Cattle Bleeds Red, Country Trade Runs Hot — Friggin' Farm & Ranch Report (4/21/26)

Published 1 month, 2 weeks ago
Description

Cattle futures are bleeding red, but the country trade is still hot as a branding iron. On today's Friggin' Farm & Ranch Report for Tuesday, April 21, 2026, we walk through the seventh straight down day in live cattle while OKC National, Joplin, Salina, Beaver County, and Lone Star are still moving big runs at stout money.

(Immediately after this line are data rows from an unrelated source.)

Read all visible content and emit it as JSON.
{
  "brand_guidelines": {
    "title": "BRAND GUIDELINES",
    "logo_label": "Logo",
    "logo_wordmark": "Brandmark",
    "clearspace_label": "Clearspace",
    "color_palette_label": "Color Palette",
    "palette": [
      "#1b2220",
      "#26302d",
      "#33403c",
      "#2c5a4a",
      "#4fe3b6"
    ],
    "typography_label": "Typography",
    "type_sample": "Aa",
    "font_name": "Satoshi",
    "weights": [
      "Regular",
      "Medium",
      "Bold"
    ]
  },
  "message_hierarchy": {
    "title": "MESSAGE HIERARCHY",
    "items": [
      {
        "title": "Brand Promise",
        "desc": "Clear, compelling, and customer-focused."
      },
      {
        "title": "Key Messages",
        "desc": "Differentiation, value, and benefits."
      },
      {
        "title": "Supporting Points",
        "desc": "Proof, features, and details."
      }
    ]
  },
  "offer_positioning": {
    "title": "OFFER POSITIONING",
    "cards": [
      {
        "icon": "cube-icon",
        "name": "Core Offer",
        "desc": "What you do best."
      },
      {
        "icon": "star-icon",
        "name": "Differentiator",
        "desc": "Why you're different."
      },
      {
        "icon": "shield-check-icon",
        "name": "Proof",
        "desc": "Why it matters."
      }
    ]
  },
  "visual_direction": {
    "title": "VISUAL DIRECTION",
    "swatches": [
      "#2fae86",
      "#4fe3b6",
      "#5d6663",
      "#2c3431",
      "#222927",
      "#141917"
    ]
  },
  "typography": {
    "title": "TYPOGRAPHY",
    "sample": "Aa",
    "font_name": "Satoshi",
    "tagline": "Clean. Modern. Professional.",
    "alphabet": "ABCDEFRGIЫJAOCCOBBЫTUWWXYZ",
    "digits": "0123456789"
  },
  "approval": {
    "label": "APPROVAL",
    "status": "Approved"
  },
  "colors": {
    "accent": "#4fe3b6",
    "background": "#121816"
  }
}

June fats closed 243.50, down 8.50 off last week's record, but 500-pound heifers are bringing 503 and running-age pairs are tagging 4,700 a head in the country – the kind of dissonance a spreadsheet doesn't explain. We pick up Day Two of the DOJ's criminal antitrust probe into Tyson, Cargill, JBS, and National Beef and talk through how that headline is weighing on the board even with cattle on feed, placements, and slaughter all saying "tight." Boxed beef is still inverted with Select trading over Choice, and we break down what that weird twist means for packer margins and rancher leverage.


New editorial direction kicks in this episode: less war, more dirt road – more sale barn, more horse market, more rural Americana.


Inside this show:


• Markets Flash – live cattle, feeder cattle, lean hogs, corn, beans, wheat, crude, diesel, fertilizer, Fed funds, prime, gold, and silver, all run quick and dirty.

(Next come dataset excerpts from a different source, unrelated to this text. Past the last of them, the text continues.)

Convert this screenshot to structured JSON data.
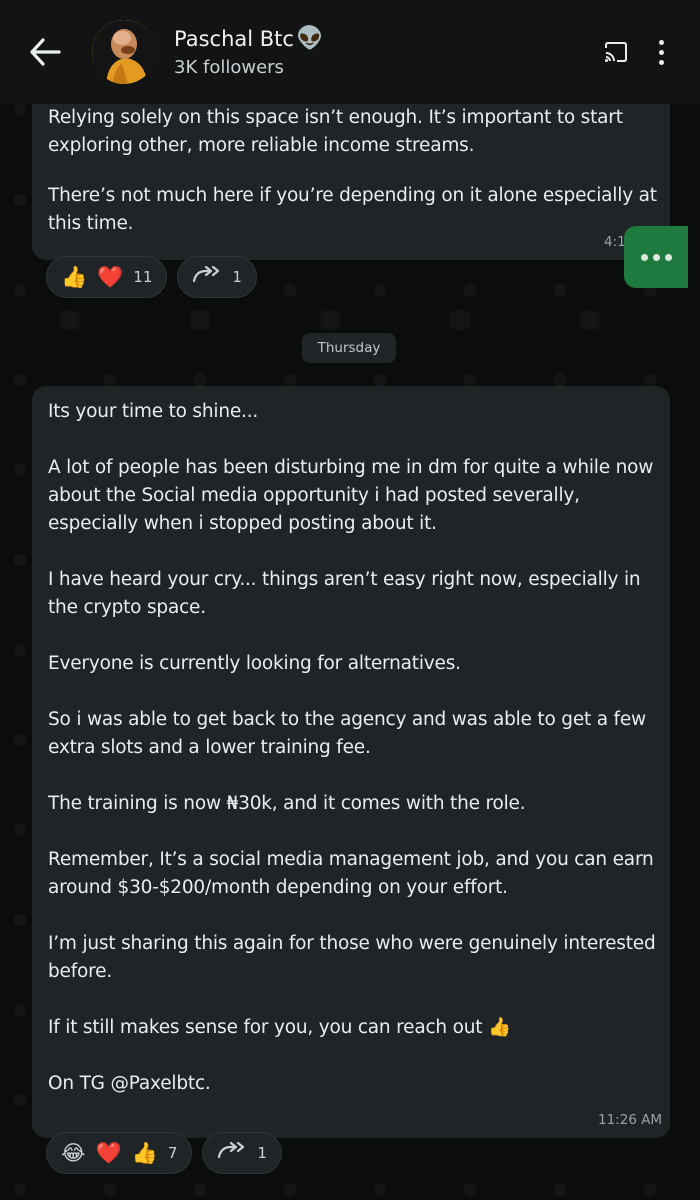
{
  "header": {
    "channel_name": "Paschal Btc",
    "channel_emoji": "👽",
    "followers": "3K followers"
  },
  "message1": {
    "para1": "Relying solely on this space isn’t enough. It’s important to start exploring other, more reliable income streams.",
    "para2": "There’s not much here if you’re depending on it alone especially at this time.",
    "time": "4:12 PM",
    "reactions": {
      "emoji1": "👍",
      "emoji2": "❤️",
      "count": "11",
      "forward_count": "1"
    }
  },
  "date_separator": "Thursday",
  "message2": {
    "paragraphs": [
      "Its your time to shine...",
      "A lot of people has been disturbing me in dm for quite a while now about the Social media opportunity i had posted severally, especially when i stopped posting about it.",
      "I have heard your cry... things aren’t easy right now, especially in the crypto space.",
      "Everyone is currently looking for alternatives.",
      "So i was able to get back to the agency and was able to get a few extra slots and a lower training fee.",
      "The training is now ₦30k, and it comes with the role.",
      "Remember, It’s a social media management job, and you can earn around $30-$200/month depending on your effort.",
      "I’m just sharing this again for those who were genuinely interested before.",
      "If it still makes sense for you, you can reach out 👍",
      "On TG @Paxelbtc."
    ],
    "time": "11:26 AM",
    "reactions": {
      "emoji1": "😂",
      "emoji2": "❤️",
      "emoji3": "👍",
      "count": "7",
      "forward_count": "1"
    }
  },
  "icons": {
    "back": "arrow-left-icon",
    "cast": "cast-icon",
    "more": "more-vertical-icon",
    "forward": "forward-icon"
  },
  "colors": {
    "background": "#0b0d0c",
    "bubble": "#1f2426",
    "header": "#111413",
    "accent_green": "#1f7a3f"
  }
}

• Cattle & Beef Deep Dive – futures correction, DOJ headline risk, consumer pushback on 9-dollar burger and 22-dollar ribeyes, boxed beef inversion Day 2, cattle on feed, slaughter pace, and a 73-year-low herd with a Mexican feeder import ban still in place.

• Sale Barn Pulse – receipts and price tone from Lone Star Wildorado, Oklahoma National, OKC West, Joplin Regional, Salina Livestock, and Beaver County Stockyards, including 533-pound heifers at 503 and running-age pairs up to 4,700.

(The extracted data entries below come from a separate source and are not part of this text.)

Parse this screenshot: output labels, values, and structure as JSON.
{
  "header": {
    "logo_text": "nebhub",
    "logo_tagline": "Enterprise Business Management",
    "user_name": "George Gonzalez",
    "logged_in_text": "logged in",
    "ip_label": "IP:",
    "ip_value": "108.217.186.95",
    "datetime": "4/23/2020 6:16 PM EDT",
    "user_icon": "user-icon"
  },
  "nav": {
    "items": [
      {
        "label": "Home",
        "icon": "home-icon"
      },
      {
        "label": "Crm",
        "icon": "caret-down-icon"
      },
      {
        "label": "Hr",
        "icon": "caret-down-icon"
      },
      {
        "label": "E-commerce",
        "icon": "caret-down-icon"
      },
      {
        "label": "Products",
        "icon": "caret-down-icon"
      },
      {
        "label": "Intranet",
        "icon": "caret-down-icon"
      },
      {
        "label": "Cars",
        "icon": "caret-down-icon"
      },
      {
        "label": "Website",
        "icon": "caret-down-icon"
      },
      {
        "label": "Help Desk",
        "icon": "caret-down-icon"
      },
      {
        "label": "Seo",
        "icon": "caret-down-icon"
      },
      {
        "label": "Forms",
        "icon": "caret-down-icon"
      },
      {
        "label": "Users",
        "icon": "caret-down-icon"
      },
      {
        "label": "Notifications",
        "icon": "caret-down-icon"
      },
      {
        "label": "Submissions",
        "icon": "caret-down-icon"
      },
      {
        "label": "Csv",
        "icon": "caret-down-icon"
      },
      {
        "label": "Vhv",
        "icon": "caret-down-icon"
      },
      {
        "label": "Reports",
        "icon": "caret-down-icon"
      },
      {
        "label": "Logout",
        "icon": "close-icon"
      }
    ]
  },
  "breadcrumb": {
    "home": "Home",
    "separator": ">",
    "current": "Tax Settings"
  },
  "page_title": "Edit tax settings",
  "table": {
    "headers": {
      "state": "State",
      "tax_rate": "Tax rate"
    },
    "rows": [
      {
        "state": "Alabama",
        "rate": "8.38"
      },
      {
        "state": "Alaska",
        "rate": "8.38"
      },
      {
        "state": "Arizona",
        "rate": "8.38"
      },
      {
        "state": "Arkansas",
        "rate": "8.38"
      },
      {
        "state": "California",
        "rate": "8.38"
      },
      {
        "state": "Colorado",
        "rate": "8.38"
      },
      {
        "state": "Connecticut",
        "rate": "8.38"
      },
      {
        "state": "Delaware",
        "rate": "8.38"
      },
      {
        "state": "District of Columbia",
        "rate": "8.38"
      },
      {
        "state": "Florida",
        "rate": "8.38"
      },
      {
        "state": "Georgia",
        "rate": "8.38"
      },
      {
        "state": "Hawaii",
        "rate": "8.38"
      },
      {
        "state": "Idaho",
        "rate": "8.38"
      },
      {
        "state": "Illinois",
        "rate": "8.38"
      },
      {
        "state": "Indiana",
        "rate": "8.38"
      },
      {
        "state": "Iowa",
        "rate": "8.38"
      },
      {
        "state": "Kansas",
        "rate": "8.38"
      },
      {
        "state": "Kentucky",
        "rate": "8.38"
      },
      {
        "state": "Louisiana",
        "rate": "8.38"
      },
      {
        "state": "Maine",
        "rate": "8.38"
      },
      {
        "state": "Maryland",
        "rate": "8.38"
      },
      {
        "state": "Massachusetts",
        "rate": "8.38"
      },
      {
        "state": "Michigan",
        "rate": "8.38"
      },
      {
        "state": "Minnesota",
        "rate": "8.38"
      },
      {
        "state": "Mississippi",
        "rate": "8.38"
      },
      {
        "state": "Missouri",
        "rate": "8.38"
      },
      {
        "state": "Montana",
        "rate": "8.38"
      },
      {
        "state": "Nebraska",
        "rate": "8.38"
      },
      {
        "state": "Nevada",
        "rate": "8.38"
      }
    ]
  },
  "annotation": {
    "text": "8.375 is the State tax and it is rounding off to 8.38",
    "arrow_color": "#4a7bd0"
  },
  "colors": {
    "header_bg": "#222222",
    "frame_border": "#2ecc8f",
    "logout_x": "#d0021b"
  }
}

• Horse Market – NCHA Super Stakes winners in Fort Worth, Lone Star Spring Catalog sale prices, Heritage Place Winter Mixed averages, and what they say about ranch geldings and performance-horse demand.


On the input side, we look at WTI holding 90.88 after the Iran spike, diesel still north of 5.40, and why that 847-dollar urea number may be the floor through summer if Persian Gulf ammonia and urea shipments get hung up. We hit Fed funds, prime, and why Powell is likely to sit on his hands while your operating note stays north of 7.75 percent.


War Reel is trimmed to three minutes: Iran ceasefire clock, tanker traffic in the Strait of Hormuz way below normal, ship insurance jumping, and what that means for your fuel bill and fertilizer ticket – not another drone-footage highlight reel.


Rural Americana closes it out with six stories you won't see at the top of the hour: Montana and North Dakota FFA kids stepping up, a Wisconsin farmer co-op landing a USDA grant, USDA killing 49 of 50 ILCMA land-access projects, a rural ER closure in Jacksonville, Arkansas, the Nebraska Rural Response Hotline lighting up again, and a 150-year-old Kansas newspaper that refuses to die.


Policy and macro on the back end: Farm Bill amendment deadline, CCC borrowing authority, tariffs baked into your iron, land getting financialized out from under young producers, plus "On This Day," NBA playoffs, MLB, and Better Barrel Races in Oklahoma City.


If you or somebody you know is in a bind, write this down and pass it on: Nebraska Rural Response Hotline – 1-800-464-0258. Free, confidential, since 1984.


Move your ass — we're burnin' daylight.